Glad it’s working, and an interesting discovery. However, I don’t see the issue as solved yet. I think we can make it work better for your model immediately, and also help prevent this issue for future users.
In our experience
GradScaler's default constructor values rarely need to be tuned. Yours is the first case I’m aware of with the native API, and we tried it with 40ish models spanning many applications before merging. The intention was to supply default values (and a dynamic scale-finding heuristic) that are effective for the vast majority of networks, so GradScaler’s args don’t become additional “hyperparameters.”
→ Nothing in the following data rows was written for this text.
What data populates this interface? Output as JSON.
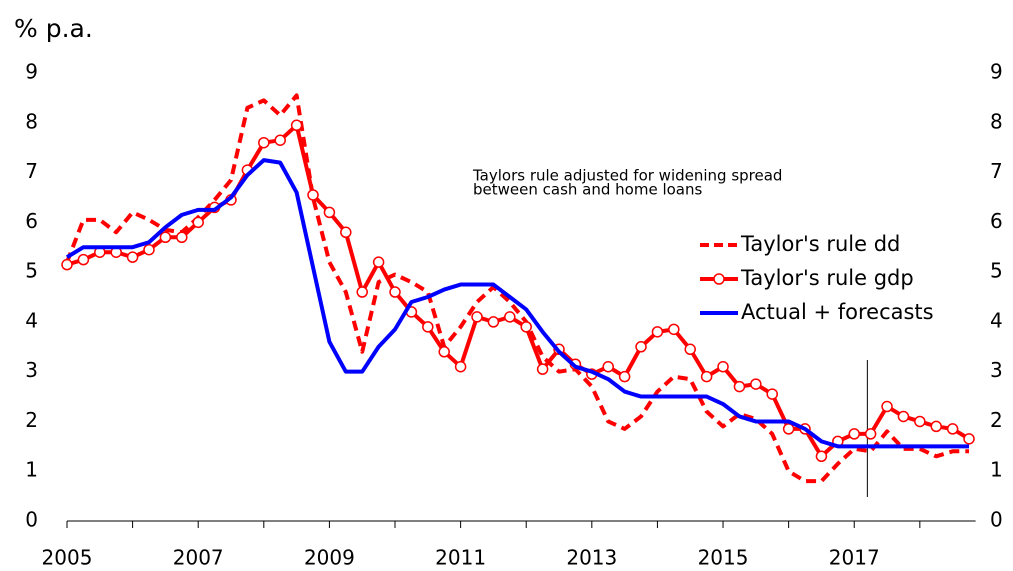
{
  "chart_data": {
    "type": "line",
    "y_label": "% p.a.",
    "annotation": [
      "Taylors rule adjusted for widening spread",
      "between cash and home loans"
    ],
    "x": [
      2005,
      2005.25,
      2005.5,
      2005.75,
      2006,
      2006.25,
      2006.5,
      2006.75,
      2007,
      2007.25,
      2007.5,
      2007.75,
      2008,
      2008.25,
      2008.5,
      2008.75,
      2009,
      2009.25,
      2009.5,
      2009.75,
      2010,
      2010.25,
      2010.5,
      2010.75,
      2011,
      2011.25,
      2011.5,
      2011.75,
      2012,
      2012.25,
      2012.5,
      2012.75,
      2013,
      2013.25,
      2013.5,
      2013.75,
      2014,
      2014.25,
      2014.5,
      2014.75,
      2015,
      2015.25,
      2015.5,
      2015.75,
      2016,
      2016.25,
      2016.5,
      2016.75,
      2017,
      2017.25,
      2017.5,
      2017.75,
      2018,
      2018.25,
      2018.5,
      2018.75
    ],
    "series": [
      {
        "name": "Taylor's rule dd",
        "color": "#ff0000",
        "dashed": true,
        "markers": false,
        "values": [
          5.2,
          6.05,
          6.05,
          5.8,
          6.2,
          6.05,
          5.85,
          5.8,
          6.1,
          6.45,
          6.85,
          8.3,
          8.45,
          8.15,
          8.55,
          6.5,
          5.2,
          4.6,
          3.4,
          4.8,
          4.95,
          4.8,
          4.6,
          3.5,
          3.9,
          4.4,
          4.7,
          4.4,
          4.0,
          3.3,
          3.0,
          3.05,
          2.7,
          2.0,
          1.85,
          2.1,
          2.6,
          2.9,
          2.85,
          2.2,
          1.9,
          2.15,
          2.05,
          1.75,
          1.0,
          0.8,
          0.8,
          1.15,
          1.45,
          1.4,
          1.8,
          1.45,
          1.45,
          1.3,
          1.4,
          1.4
        ]
      },
      {
        "name": "Taylor's rule gdp",
        "color": "#ff0000",
        "dashed": false,
        "markers": true,
        "values": [
          5.15,
          5.25,
          5.4,
          5.4,
          5.3,
          5.45,
          5.7,
          5.7,
          6.0,
          6.3,
          6.45,
          7.05,
          7.6,
          7.65,
          7.95,
          6.55,
          6.2,
          5.8,
          4.6,
          5.2,
          4.6,
          4.2,
          3.9,
          3.4,
          3.1,
          4.1,
          4.0,
          4.1,
          3.9,
          3.05,
          3.45,
          3.15,
          2.95,
          3.1,
          2.9,
          3.5,
          3.8,
          3.85,
          3.45,
          2.9,
          3.1,
          2.7,
          2.75,
          2.55,
          1.85,
          1.85,
          1.3,
          1.6,
          1.75,
          1.75,
          2.3,
          2.1,
          2.0,
          1.9,
          1.85,
          1.65
        ]
      },
      {
        "name": "Actual + forecasts",
        "color": "#0000ff",
        "dashed": false,
        "markers": false,
        "values": [
          5.3,
          5.5,
          5.5,
          5.5,
          5.5,
          5.6,
          5.9,
          6.15,
          6.25,
          6.25,
          6.5,
          6.95,
          7.25,
          7.2,
          6.6,
          5.1,
          3.6,
          3.0,
          3.0,
          3.5,
          3.85,
          4.4,
          4.5,
          4.65,
          4.75,
          4.75,
          4.75,
          4.5,
          4.25,
          3.8,
          3.4,
          3.1,
          3.0,
          2.85,
          2.6,
          2.5,
          2.5,
          2.5,
          2.5,
          2.5,
          2.35,
          2.1,
          2.0,
          2.0,
          2.0,
          1.85,
          1.6,
          1.5,
          1.5,
          1.5,
          1.5,
          1.5,
          1.5,
          1.5,
          1.5,
          1.5
        ]
      }
    ],
    "xlim": [
      2005,
      2018.85
    ],
    "xticks": [
      2005,
      2007,
      2009,
      2011,
      2013,
      2015,
      2017
    ],
    "xminorticks": [
      2006,
      2008,
      2010,
      2012,
      2014,
      2016,
      2018
    ],
    "ylim": [
      0,
      9
    ],
    "yticks": [
      0,
      1,
      2,
      3,
      4,
      5,
      6,
      7,
      8,
      9
    ],
    "right_axis_labels": true,
    "forecast_marker": 2017.2
  }
}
init_scale is intended to be larger than the network initially needs. The large initial value causes inf/nan gradients for the first few iterations but quickly calibrates down to a successful value (because it’s reduced by
backoff_factor each time). After that, the large
growth_interval means few iterations should be skipped, and the effect on performance is negligible.
In your case, it appears you’re in the opposite situation: the default
init_scale is smaller than you initially need.
growth_interval=10 is one way to increase the scale more quickly than it otherwise would, but once the value calibrates/stabilizes, roughly 1 out of 10 iterations will be skipped (a 10% training slowdown). You work around this by resetting
growth_interval later, which is smart, but also inconvenient and not obvious. If all you need is a higher initial value, I’d construct
GradScaler(init_scale=<bigger value>) instead of playing with
growth_interval in multiple places.
Per above paragraphs, the best practice is to supply an
init_scale that’s larger than your network needs, so the scale quickly calibrates down, then stabilizes. To do that, we need to figure out the value it calibrates to. Can you rerun your existing code (with
growth_interval=10) and print
scaler.get_scale() just after
scaler.update() for the first few dozen steps to get a sense for the scale value it finds, and post the results here?
For you, the best
init_scale would then be the next-greatest power of two* above the value it finds, and you can then ignore
growth_interval. For me, the value it finds justifies a PR to increase the default
init_scale, reducing the likelihood of this issue in the future. A larger initial scale value doesn’t do much harm for any network (worst case, it causes a few more iterations at the beginning to be skipped).
(*Powers of two are best for for
backoff_factor because multiplication/division by powers of two is a bitwise accurate operation on non-denormal IEEE floats.)